Comrade Xi ’s African Safari
by John J. Metzler
Weirs Times Contributing Writer
UNITED NATIONS—China’s President Xi Jinxing visited southern Africa both to build upon booming business relations and improve cozy political ties between the People’s Republic and key regional states. Beijing is already the African continent’s top trade partner with $222 billion in commerce; moreover China is weaving a vast web of infrastructural, road and rail projects which will help speed a flow of natural resources to China’s industries. PRC trade with Africa exceeds declining American commerce with Africa by a factor of three to one.
While much of the visit dealt with Beijing’s commercial and foreign investment ties to Africa’s vast natural resources, the trip equally underscored the comradely political relations with countries such as Zimbabwe, Xi Jinxing’s first stopover. The PRC president and Zimbabwe’s long-ruling dictator Robert Mugabe underscored the two countries’ ties which date back to Zimbabwe’s independence struggle in former Rhodesia in the 1970’s.
Comrade Bob Mugabe has ruled Zimbabwe since independence in 1980. The mineral rich and once bountiful food exporting southern African land had been reduced to a socialist quagmire facing food shortages, endemic corruption, emigration and entrenched authoritarian rule.
Xi Jinxing extolled that Zimbabwe has been an “all weather friend of China.” Comrade Bob Mugabe in turn described China as “Zimbabwe’s best friend” on the global stage.
Just recently Mugabe was awarded China’s Confucius Peace Prize, a curious accolade previously awarded to Fidel Castro among others.
Mugabe’s ruling Zimbabwe African National Union/Patriotic Front (ZANU-PF) still uses the archaic political phraseology of comrades and gatherings are addressed with the greeting “comrades and friends.” Yet the ZANU-PF party is rife with internecine strife and machinations reflecting both corruption and the jockeying to succeed Comrade Bob who is now 91 and increasingly frail but still in control.
According to Zimbabwean economist Vince Musewe, “The race to the bottom is accelerating at full speed.” Writing in the newspaper NewsDay he adds, “It will certainly take us some time and much effort to re-invent a new Zimbabwe,” which must have “an ethically responsible and accountable political leadership.”
China’s trade with Zimbabwe reached $1 billion; tobacco, not to mention nickel and other minerals are being sold to China. While Western countries have for the most part kept arms length from Zimbabwe, the PRC has curried close political and commercial ties. China remains Zimbabwe’s largest foreign investor; investment grew from $460 million in 2011 to $600 million in 2013 according to official Beijing sources.
Curiously, the Chinese Yuan currency is one of a number of foreign currencies which circulate in the impoverished land along with the American dollar and South African Rand; after years of hyper inflation Zimbabwe discontinued its official currency whose banknotes ran out of space for zeros.
Beijing’s contemporary contacts with Africa deeply contrast from the 1960’s when Chinese delegations visited the continent to promote revolution, support “liberation movements” and
to provide a political sounding board for Maoist ideology.
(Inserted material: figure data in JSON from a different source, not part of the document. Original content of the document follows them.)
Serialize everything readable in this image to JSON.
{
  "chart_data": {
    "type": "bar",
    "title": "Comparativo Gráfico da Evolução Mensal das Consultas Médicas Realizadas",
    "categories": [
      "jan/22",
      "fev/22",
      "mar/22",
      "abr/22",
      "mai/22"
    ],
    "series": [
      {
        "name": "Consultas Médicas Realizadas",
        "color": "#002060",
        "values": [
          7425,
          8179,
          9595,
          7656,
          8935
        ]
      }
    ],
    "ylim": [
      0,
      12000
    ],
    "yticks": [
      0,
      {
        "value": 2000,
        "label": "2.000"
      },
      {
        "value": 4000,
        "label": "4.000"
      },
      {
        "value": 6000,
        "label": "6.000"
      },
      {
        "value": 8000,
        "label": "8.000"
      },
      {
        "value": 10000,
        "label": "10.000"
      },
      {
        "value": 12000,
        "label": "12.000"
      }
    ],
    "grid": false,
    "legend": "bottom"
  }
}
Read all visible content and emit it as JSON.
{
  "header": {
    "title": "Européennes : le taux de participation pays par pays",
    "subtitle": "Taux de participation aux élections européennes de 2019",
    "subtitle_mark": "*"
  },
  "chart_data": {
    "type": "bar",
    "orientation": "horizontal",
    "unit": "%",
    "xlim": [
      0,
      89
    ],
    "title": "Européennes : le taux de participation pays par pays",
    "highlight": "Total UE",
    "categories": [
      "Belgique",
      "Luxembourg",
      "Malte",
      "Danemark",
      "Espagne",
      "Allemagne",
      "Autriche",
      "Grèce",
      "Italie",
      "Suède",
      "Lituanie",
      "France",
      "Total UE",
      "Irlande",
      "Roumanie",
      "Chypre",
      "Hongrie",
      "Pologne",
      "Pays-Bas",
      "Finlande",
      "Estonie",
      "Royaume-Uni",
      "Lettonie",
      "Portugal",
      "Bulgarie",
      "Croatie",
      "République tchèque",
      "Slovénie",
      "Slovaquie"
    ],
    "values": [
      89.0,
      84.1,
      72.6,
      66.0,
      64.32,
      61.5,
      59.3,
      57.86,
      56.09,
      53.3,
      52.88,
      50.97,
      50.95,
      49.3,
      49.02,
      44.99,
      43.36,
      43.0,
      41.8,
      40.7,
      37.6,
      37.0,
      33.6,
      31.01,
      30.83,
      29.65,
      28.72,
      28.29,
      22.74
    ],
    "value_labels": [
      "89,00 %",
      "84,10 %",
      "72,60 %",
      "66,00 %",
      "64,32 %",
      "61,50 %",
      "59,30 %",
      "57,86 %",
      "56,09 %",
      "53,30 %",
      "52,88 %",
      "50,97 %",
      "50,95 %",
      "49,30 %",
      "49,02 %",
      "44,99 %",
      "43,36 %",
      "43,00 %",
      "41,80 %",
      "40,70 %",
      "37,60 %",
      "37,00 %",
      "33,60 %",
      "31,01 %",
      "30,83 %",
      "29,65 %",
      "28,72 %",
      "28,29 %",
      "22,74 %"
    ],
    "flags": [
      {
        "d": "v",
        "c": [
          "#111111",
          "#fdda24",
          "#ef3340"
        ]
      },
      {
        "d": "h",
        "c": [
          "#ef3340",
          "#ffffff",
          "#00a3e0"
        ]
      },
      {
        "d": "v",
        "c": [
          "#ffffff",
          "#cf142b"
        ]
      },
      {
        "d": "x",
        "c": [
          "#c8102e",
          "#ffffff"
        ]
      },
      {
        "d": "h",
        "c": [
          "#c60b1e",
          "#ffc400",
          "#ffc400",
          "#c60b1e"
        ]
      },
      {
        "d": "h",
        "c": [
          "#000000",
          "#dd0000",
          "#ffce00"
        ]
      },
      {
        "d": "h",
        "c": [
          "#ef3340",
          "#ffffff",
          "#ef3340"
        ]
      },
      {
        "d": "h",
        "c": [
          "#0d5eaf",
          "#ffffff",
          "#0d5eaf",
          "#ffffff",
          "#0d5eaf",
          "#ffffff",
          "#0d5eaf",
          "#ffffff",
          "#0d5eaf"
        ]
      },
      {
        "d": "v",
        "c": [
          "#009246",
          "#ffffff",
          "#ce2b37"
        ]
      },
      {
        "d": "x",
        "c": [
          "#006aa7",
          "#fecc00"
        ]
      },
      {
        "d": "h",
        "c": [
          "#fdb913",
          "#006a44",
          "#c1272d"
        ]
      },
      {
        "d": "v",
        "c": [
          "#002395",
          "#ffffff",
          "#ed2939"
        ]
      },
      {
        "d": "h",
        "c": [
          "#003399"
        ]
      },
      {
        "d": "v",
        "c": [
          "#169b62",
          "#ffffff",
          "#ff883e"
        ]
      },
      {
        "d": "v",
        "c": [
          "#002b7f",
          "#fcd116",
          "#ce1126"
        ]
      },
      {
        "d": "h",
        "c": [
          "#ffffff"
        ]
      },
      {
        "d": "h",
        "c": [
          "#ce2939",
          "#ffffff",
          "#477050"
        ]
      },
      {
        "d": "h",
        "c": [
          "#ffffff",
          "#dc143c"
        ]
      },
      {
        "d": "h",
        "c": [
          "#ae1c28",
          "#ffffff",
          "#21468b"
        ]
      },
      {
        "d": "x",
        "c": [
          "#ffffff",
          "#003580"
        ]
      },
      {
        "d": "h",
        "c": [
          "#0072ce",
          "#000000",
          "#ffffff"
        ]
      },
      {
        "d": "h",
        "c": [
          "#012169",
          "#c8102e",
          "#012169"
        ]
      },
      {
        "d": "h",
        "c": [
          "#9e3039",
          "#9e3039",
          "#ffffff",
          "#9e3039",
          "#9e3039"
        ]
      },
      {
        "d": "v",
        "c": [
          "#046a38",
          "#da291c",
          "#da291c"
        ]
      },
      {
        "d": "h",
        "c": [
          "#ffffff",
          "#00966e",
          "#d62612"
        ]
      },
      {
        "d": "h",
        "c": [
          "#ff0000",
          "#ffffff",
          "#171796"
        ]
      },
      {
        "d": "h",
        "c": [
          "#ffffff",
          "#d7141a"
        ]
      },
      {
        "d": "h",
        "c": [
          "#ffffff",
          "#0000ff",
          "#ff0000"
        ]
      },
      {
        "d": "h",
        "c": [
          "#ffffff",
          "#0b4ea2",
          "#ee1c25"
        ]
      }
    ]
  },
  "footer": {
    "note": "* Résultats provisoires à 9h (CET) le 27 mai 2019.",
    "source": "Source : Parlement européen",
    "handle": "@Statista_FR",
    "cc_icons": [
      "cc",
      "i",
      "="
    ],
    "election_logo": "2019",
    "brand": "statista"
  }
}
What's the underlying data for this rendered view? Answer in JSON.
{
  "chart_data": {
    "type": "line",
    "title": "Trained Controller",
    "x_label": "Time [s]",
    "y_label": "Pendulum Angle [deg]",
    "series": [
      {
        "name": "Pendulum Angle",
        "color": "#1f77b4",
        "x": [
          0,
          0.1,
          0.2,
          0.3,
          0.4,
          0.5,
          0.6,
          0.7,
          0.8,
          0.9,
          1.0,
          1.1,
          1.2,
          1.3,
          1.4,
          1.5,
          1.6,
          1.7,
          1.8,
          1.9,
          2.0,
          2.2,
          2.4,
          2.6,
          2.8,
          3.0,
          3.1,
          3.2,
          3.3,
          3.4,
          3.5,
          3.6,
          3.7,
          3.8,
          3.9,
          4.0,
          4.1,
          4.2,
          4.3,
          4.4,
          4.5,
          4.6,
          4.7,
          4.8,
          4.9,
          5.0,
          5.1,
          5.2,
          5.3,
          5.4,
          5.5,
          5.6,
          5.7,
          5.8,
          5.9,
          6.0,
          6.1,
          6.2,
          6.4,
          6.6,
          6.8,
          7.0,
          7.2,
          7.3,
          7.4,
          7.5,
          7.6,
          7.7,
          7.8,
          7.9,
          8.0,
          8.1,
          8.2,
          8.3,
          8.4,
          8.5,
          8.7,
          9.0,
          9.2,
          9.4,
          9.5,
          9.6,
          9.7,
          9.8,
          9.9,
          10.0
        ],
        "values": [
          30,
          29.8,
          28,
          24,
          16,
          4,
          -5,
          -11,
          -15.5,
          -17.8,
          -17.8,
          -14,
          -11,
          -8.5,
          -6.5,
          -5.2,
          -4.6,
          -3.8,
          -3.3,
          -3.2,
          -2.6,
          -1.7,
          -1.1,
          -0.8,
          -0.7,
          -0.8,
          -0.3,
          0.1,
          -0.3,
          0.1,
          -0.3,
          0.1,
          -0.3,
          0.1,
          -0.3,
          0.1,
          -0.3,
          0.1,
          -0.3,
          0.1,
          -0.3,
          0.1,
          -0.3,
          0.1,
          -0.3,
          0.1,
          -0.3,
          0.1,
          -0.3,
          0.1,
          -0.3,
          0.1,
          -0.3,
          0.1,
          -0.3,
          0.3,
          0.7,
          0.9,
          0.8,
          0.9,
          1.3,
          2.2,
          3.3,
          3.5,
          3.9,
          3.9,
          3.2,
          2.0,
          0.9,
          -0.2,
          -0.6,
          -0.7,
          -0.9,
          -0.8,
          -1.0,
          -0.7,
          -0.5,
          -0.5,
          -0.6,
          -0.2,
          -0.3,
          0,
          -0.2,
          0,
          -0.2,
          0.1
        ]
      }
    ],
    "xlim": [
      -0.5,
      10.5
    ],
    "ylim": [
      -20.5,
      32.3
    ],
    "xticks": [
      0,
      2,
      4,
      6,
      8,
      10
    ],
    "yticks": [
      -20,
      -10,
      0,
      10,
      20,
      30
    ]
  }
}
Today the setting evokes China, Inc. where Beijing promotes trade, investment and what amounts to a buying up the board of resource companies which can ensure a flow of supplies. Despite Mainland China’s economic slowdown, the country is ensuring long term bets and commitments to key commodities for the future.
Some African commentators have balked at what they view as Chinese “neo-colonialism,” a view which Beijing firmly renounces. In Zambia for example, Chinese firms own large sectors of the copper mining industry. China’s commercial ties, especially scooping up natural resources, and mineral rights, has long eclipsed promoting communism.
After Zimbabwe, Xi Jinping visited South Africa, still the continent’s powerhouse, for a China/African Summit, where the PRC pledged a total of $60 billion in aid and loans for more than thirty African states. Some $6.5 billion are investments and loans slated for South Africa’s infrastructure; about a third will go to South African railways.
People’s China’s political, commercial and infrastructural inroads into the African continent pose a profound and looming geopolitical danger to American and European interests. Through its alignment with resource-rich though very often authoritarian states such as Zimbabwe, Beijing has created a commercial and political dependence with key African countries.
John J. Metzler is a United Nations correspondent covering diplomatic and defense issues. He is the author of Divided Dynamism The Diplomacy of Separated Nations: Germany, Korea, China.